I have to say that I felt the most peaceful as I have felt in a while, lying there with my head nestled on my fleece, my ankles crossed, and my hands stuck in my jeans pockets.

I knew the time for my meeting was getting close and more people would be coming in...more people who may or may not quite understand why I was so very happy to by stretched out on a floor in the middle of a large, empty space. The director of music came in first. I sat up, greeted him and, so full of the joy of this gift, told him what I had been doing. He smiled and said "That's really cool."

It really was.

Friday, December 5, 2008

Advent II, 2008



Advent II 2008

Comfort, O Comfort

Gather them! With incensed steam—
a mug of bone warming hope
swizzled with the tingle
of a mulling-spiced dream!


Feed them! With the marrow of faith—
rich from the flavors
of steeping in life; fat
with succulent beauty!

Comfort them! With a breadth of love—
yeasty, dense, and prone to rising;
with a soft and nestling heart,
comfort, o comfort, my people.

poem- ©MperiodPress
image- http://www.traditioninaction.org/religious/religiousimages/D012_Incense039.jpg

Longings

From the RevGals...An Advent Friday Five

Five Advent longings


time alone

gentle, warm company

to be carried away by song and Word

to be grounded in the need of here and now

the adventure of life in fullness

Monday, December 1, 2008

Whole Heart

After trying for three months to find a date and time, I had brunch after Mass yesterday with a friend. We spoke of our recent experiences working abroad in Mexico and Myanmar, we spoke of God and choice and light and Advent and the fact that the world is a mess but full of God as well and can be no other way.
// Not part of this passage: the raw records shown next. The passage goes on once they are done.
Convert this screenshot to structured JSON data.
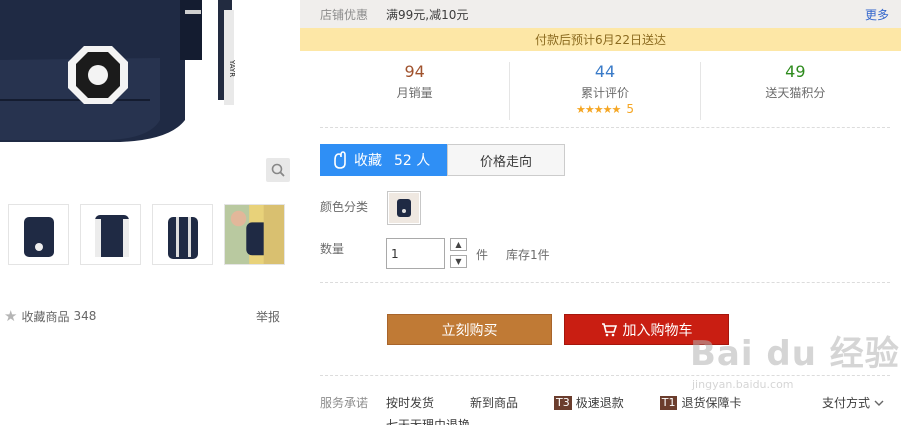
{
  "left": {
    "fav_label": "收藏商品",
    "fav_count": "348",
    "report_label": "举报"
  },
  "promo": {
    "label": "店铺优惠",
    "value": "满99元,减10元",
    "more": "更多"
  },
  "delivery": "付款后预计6月22日送达",
  "stats": {
    "monthly_sales": {
      "value": "94",
      "label": "月销量",
      "color": "#a0522d"
    },
    "reviews": {
      "value": "44",
      "label": "累计评价",
      "stars": "★★★★★",
      "score": "5",
      "color": "#3a7bc8"
    },
    "points": {
      "value": "49",
      "label": "送天猫积分",
      "color": "#2e8b1e"
    }
  },
  "favorite": {
    "label": "收藏",
    "count": "52 人"
  },
  "price_trend": "价格走向",
  "color_label": "颜色分类",
  "quantity": {
    "label": "数量",
    "value": "1",
    "unit": "件",
    "stock": "库存1件"
  },
  "buttons": {
    "buy_now": "立刻购买",
    "add_cart": "加入购物车"
  },
  "service": {
    "label": "服务承诺",
    "items": [
      {
        "tag": "",
        "text": "按时发货"
      },
      {
        "tag": "",
        "text": "新到商品"
      },
      {
        "tag": "T3",
        "text": "极速退款"
      },
      {
        "tag": "T1",
        "text": "退货保障卡"
      }
    ],
    "pay_label": "支付方式",
    "extra": "七天无理由退换"
  },
  "watermark": {
    "title": "Bai du 经验",
    "url": "jingyan.baidu.com"
  }
}
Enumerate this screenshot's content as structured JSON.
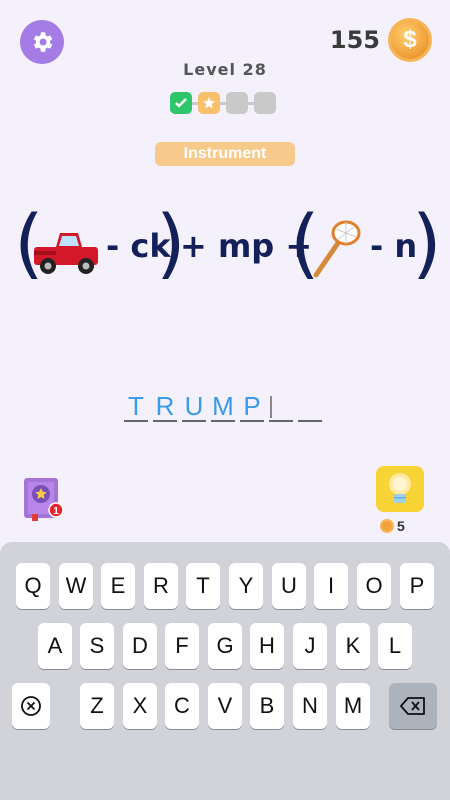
{
  "header": {
    "coins": "155",
    "coin_symbol": "$",
    "level": "Level 28"
  },
  "category": "Instrument",
  "puzzle": {
    "paren_left": "(",
    "paren_right": ")",
    "minus_ck": "- ck",
    "plus_mp": "+ mp +",
    "minus_n": "- n"
  },
  "answer": {
    "letters": [
      "T",
      "R",
      "U",
      "M",
      "P",
      "",
      ""
    ]
  },
  "hint": {
    "cost": "5"
  },
  "badge": {
    "count": "1"
  },
  "keyboard": {
    "row1": [
      "Q",
      "W",
      "E",
      "R",
      "T",
      "Y",
      "U",
      "I",
      "O",
      "P"
    ],
    "row2": [
      "A",
      "S",
      "D",
      "F",
      "G",
      "H",
      "J",
      "K",
      "L"
    ],
    "row3": [
      "Z",
      "X",
      "C",
      "V",
      "B",
      "N",
      "M"
    ]
  },
  "colors": {
    "accent": "#a57be6",
    "ink": "#14205a",
    "answer": "#3a9be8",
    "category_bg": "#f7c98b"
  }
}
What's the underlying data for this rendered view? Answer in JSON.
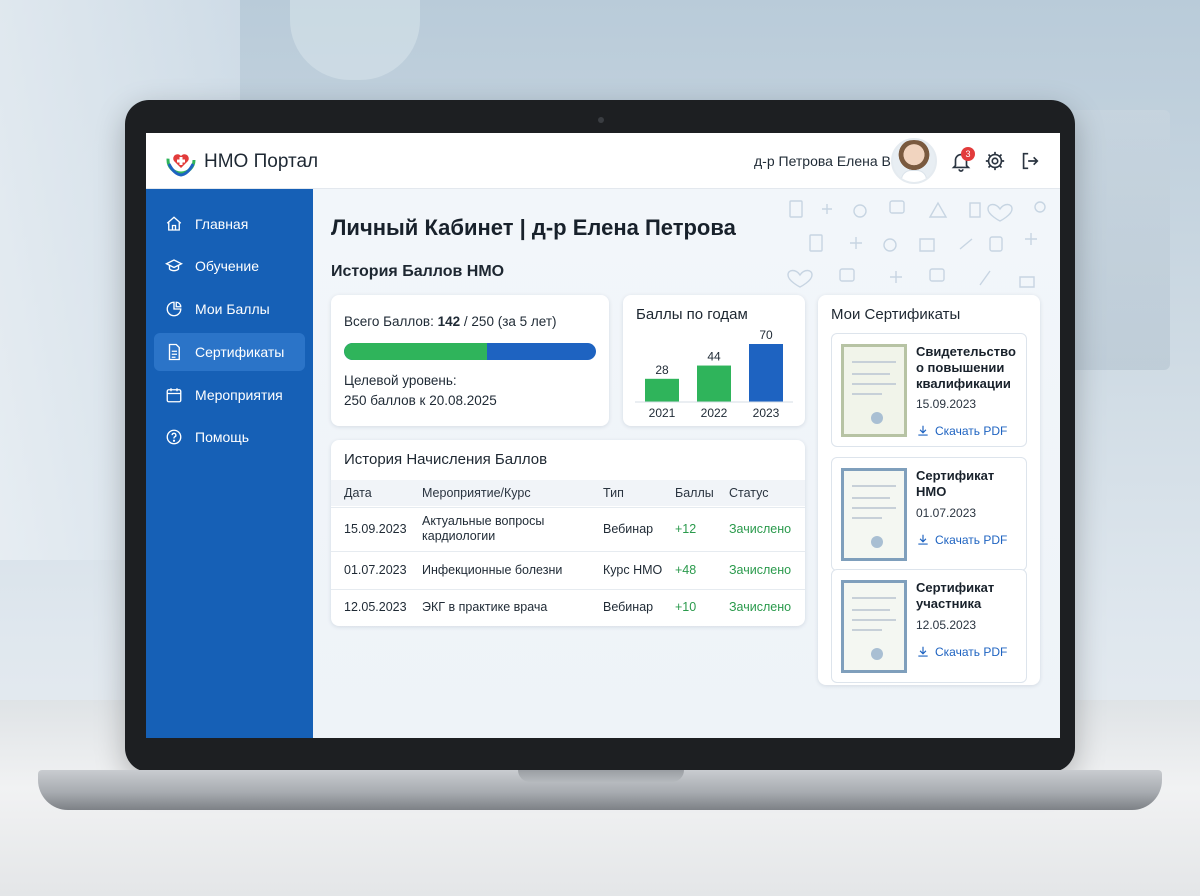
{
  "app": {
    "brand": "НМО Портал"
  },
  "header": {
    "user_name": "д-р Петрова Елена В.",
    "notifications_count": "3"
  },
  "sidebar": {
    "items": [
      {
        "label": "Главная",
        "icon": "home-icon",
        "active": false
      },
      {
        "label": "Обучение",
        "icon": "graduation-cap-icon",
        "active": false
      },
      {
        "label": "Мои Баллы",
        "icon": "pie-chart-icon",
        "active": false
      },
      {
        "label": "Сертификаты",
        "icon": "document-icon",
        "active": true
      },
      {
        "label": "Мероприятия",
        "icon": "calendar-icon",
        "active": false
      },
      {
        "label": "Помощь",
        "icon": "help-icon",
        "active": false
      }
    ]
  },
  "main": {
    "page_title": "Личный Кабинет | д-р Елена Петрова",
    "section_title": "История Баллов НМО",
    "total": {
      "label": "Всего Баллов:",
      "value": "142",
      "rest": "/ 250 (за 5 лет)",
      "progress_fraction": 0.568,
      "target_label": "Целевой уровень:",
      "target_value": "250 баллов к 20.08.2025"
    },
    "years": {
      "title": "Баллы по годам"
    },
    "history": {
      "title": "История Начисления Баллов",
      "columns": [
        "Дата",
        "Мероприятие/Курс",
        "Тип",
        "Баллы",
        "Статус"
      ],
      "rows": [
        {
          "date": "15.09.2023",
          "event": "Актуальные вопросы кардиологии",
          "type": "Вебинар",
          "points": "+12",
          "status": "Зачислено"
        },
        {
          "date": "01.07.2023",
          "event": "Инфекционные болезни",
          "type": "Курс НМО",
          "points": "+48",
          "status": "Зачислено"
        },
        {
          "date": "12.05.2023",
          "event": "ЭКГ в практике врача",
          "type": "Вебинар",
          "points": "+10",
          "status": "Зачислено"
        }
      ]
    },
    "certificates": {
      "title": "Мои Сертификаты",
      "download_label": "Скачать PDF",
      "items": [
        {
          "name": "Свидетельство о повышении квалификации",
          "date": "15.09.2023"
        },
        {
          "name": "Сертификат НМО",
          "date": "01.07.2023"
        },
        {
          "name": "Сертификат участника",
          "date": "12.05.2023"
        }
      ]
    }
  },
  "chart_data": {
    "type": "bar",
    "title": "Баллы по годам",
    "categories": [
      "2021",
      "2022",
      "2023"
    ],
    "values": [
      28,
      44,
      70
    ],
    "colors": [
      "#2fb45b",
      "#2fb45b",
      "#1e63c1"
    ],
    "ylim": [
      0,
      70
    ]
  },
  "colors": {
    "sidebar": "#1660b6",
    "accent": "#1e63c1",
    "success": "#2fb45b",
    "badge": "#e23b3b"
  }
}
In several ways it was a most restorative meal...an encounter with someone who also loves God deeply and widely and speaks of that love with wholeness and ease.
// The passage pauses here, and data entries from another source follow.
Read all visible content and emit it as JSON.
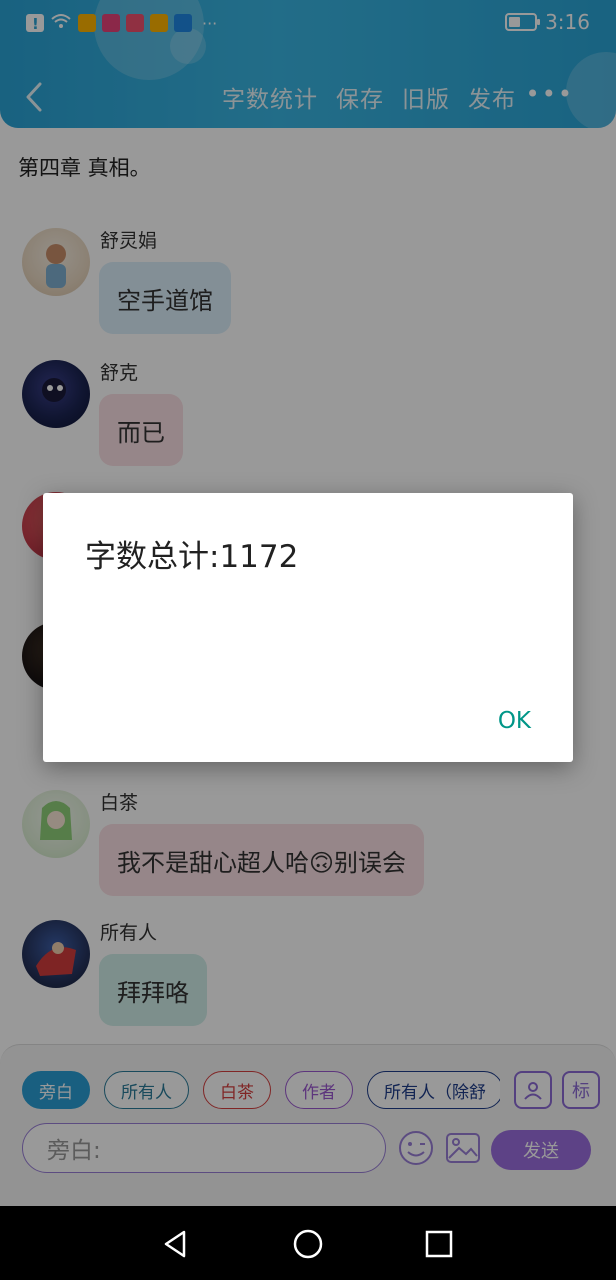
{
  "status_bar": {
    "time": "3:16",
    "battery_level": 0.45,
    "notification_icons": [
      "alert-icon",
      "wifi-icon",
      "weibo-icon",
      "bookstore-icon",
      "book-icon",
      "reader-icon",
      "weibo-icon",
      "lightbulb-icon"
    ],
    "overflow": "···"
  },
  "header": {
    "actions": [
      "字数统计",
      "保存",
      "旧版",
      "发布"
    ],
    "more": "•••"
  },
  "chapter_title": "第四章  真相。",
  "messages": [
    {
      "name": "舒灵娟",
      "text": "空手道馆",
      "bubble_color": "#dbeefb",
      "avatar_color": "#f2e7d8"
    },
    {
      "name": "舒克",
      "text": "而已",
      "bubble_color": "#fbe0e4",
      "avatar_color": "#1b2452"
    },
    {
      "name": "白茶",
      "text": "我不是甜心超人哈🙃别误会",
      "bubble_color": "#fbe0e4",
      "avatar_color": "#e9f4e6"
    },
    {
      "name": "所有人",
      "text": "拜拜咯",
      "bubble_color": "#d1eeea",
      "avatar_color": "#26345e"
    }
  ],
  "dialog": {
    "message": "字数总计:1172",
    "ok_label": "OK"
  },
  "composer": {
    "chips": [
      {
        "label": "旁白",
        "color": "#2a9fd6",
        "filled": true
      },
      {
        "label": "所有人",
        "color": "#2b7c9a",
        "filled": false
      },
      {
        "label": "白茶",
        "color": "#d64040",
        "filled": false
      },
      {
        "label": "作者",
        "color": "#9b59d0",
        "filled": false
      },
      {
        "label": "所有人（除舒",
        "color": "#1f3d8a",
        "filled": false
      }
    ],
    "tool_mark_label": "标",
    "input_placeholder": "旁白:",
    "send_label": "发送"
  },
  "colors": {
    "header": "#35b0e0",
    "dialog_ok": "#009688",
    "send": "#9b6fe0"
  }
}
At one point we were speaking of the Advent call to watch, to attend, to notice and in the course of our walking that ribbon of consideration and trying to describe our steps, I was reminded of a paragraph I'd written lately for something else.
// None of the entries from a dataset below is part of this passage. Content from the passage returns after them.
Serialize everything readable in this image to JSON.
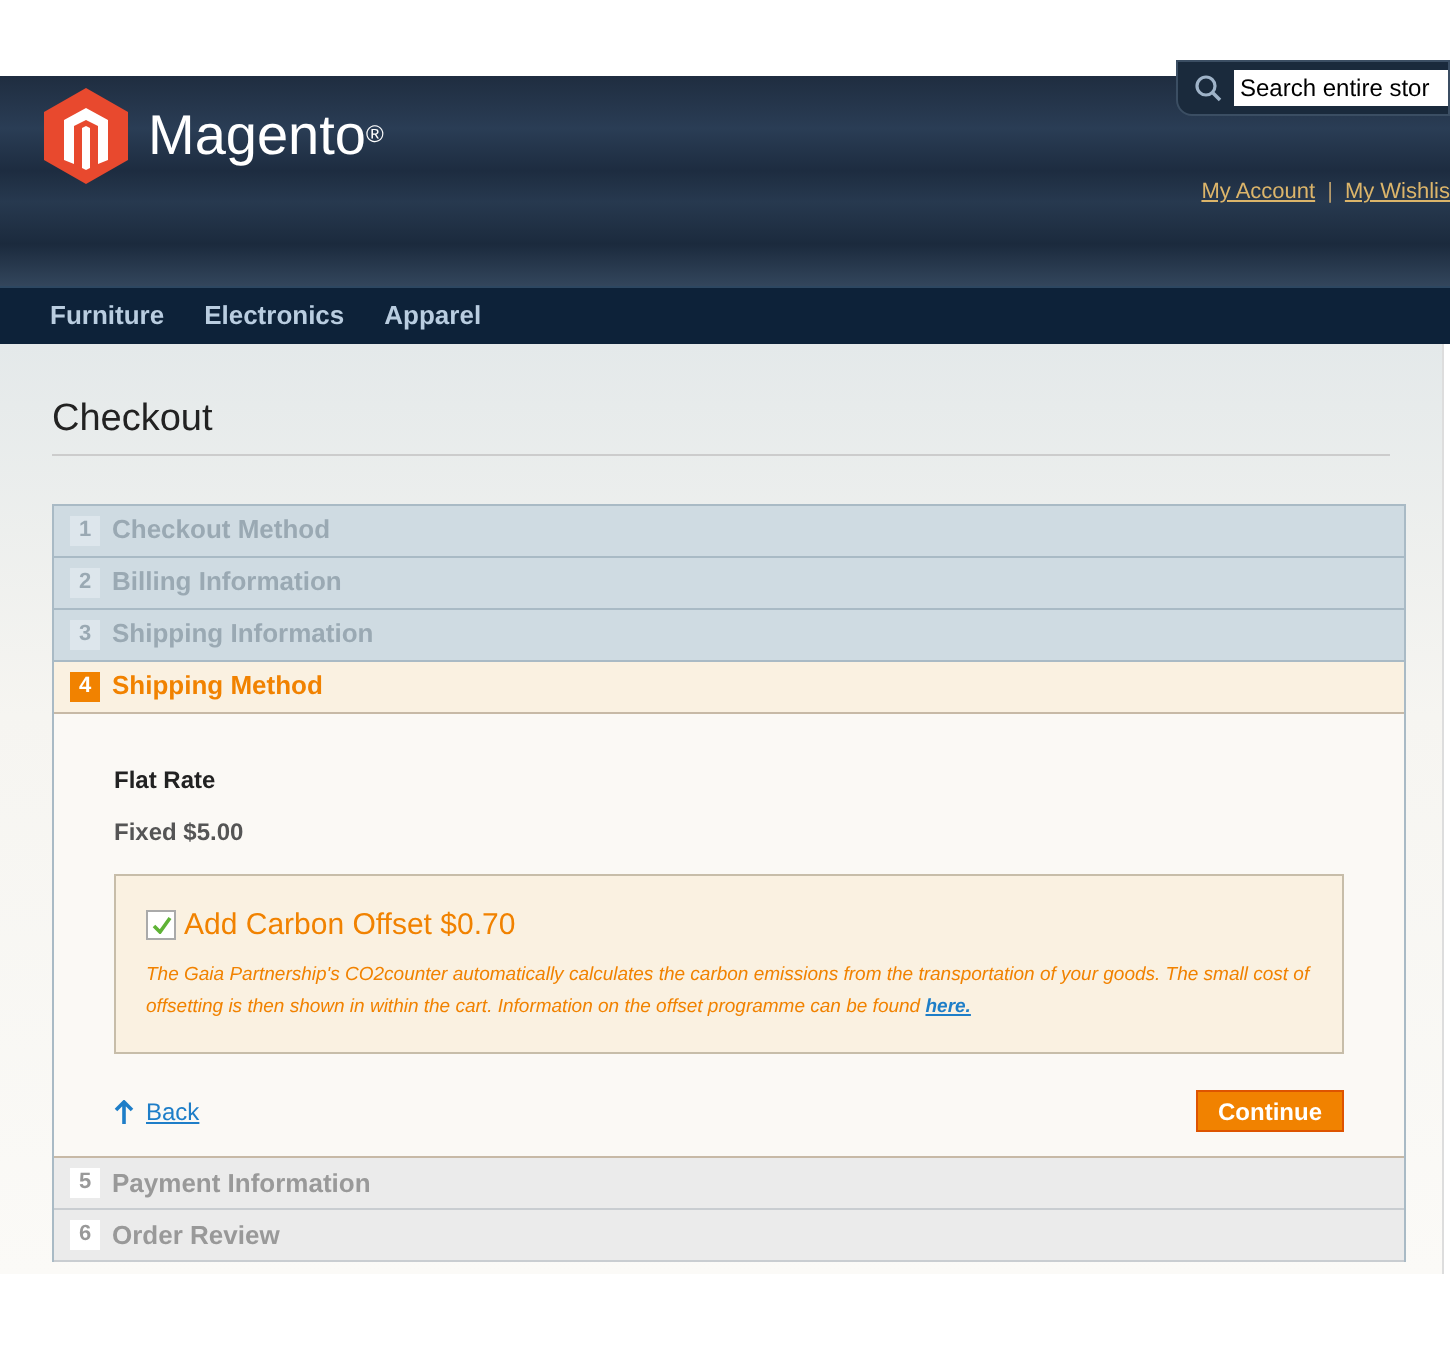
{
  "header": {
    "logo_text": "Magento",
    "logo_mark": "®",
    "search": {
      "placeholder": "Search entire stor"
    },
    "links": [
      "My Account",
      "My Wishlis"
    ],
    "link_separator": "|"
  },
  "nav": {
    "items": [
      "Furniture",
      "Electronics",
      "Apparel"
    ]
  },
  "page_title": "Checkout",
  "steps": [
    {
      "number": "1",
      "label": "Checkout Method",
      "kind": "done"
    },
    {
      "number": "2",
      "label": "Billing Information",
      "kind": "done"
    },
    {
      "number": "3",
      "label": "Shipping Information",
      "kind": "done"
    },
    {
      "number": "4",
      "label": "Shipping Method",
      "kind": "active"
    },
    {
      "number": "5",
      "label": "Payment Information",
      "kind": "pending"
    },
    {
      "number": "6",
      "label": "Order Review",
      "kind": "pending"
    }
  ],
  "shipping_method": {
    "carrier": "Flat Rate",
    "price": "Fixed $5.00",
    "carbon_offset": {
      "label": "Add Carbon Offset $0.70",
      "checked": true,
      "description": "The Gaia Partnership's CO2counter automatically calculates the carbon emissions from the transportation of your goods. The small cost of offsetting is then shown in within the cart. Information on the offset programme can be found",
      "link": "here."
    },
    "back": "Back",
    "continue": "Continue"
  }
}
"One of the greatest attractions I have to Jesus is his ability to hold full knowledge of that which is profoundly human, with all of its contradictions, confusions, and mishaps right along side that which is most glorious and then say of the whole, “this is what is most real and true and where you will find my heart.” For me, community is one rich place where I have had this opportunity and experience—to hold both the earthly and the divine together and say “This is what is most real and where I choose to put myself.” I am called to grow there—in strength, in generosity, in kindness, in patience, in love… and I am called to receive the same from my sisters. It is not always easy, but I do not think it is supposed to be. The best I hope to do is be one who can hold the already and my sense of the not yet together to say Here are we, fallible and wonderful, and here is God, glorious and merciful, and that is what is most real. And to act in such a way that others can tell that I am trying to do that. "

May our hands and hearts and senses be open this Advent. Open to a world alive with both death and life, a world created in love, and please God, tending that bit of tinder and kindling to keep us warm when night looms.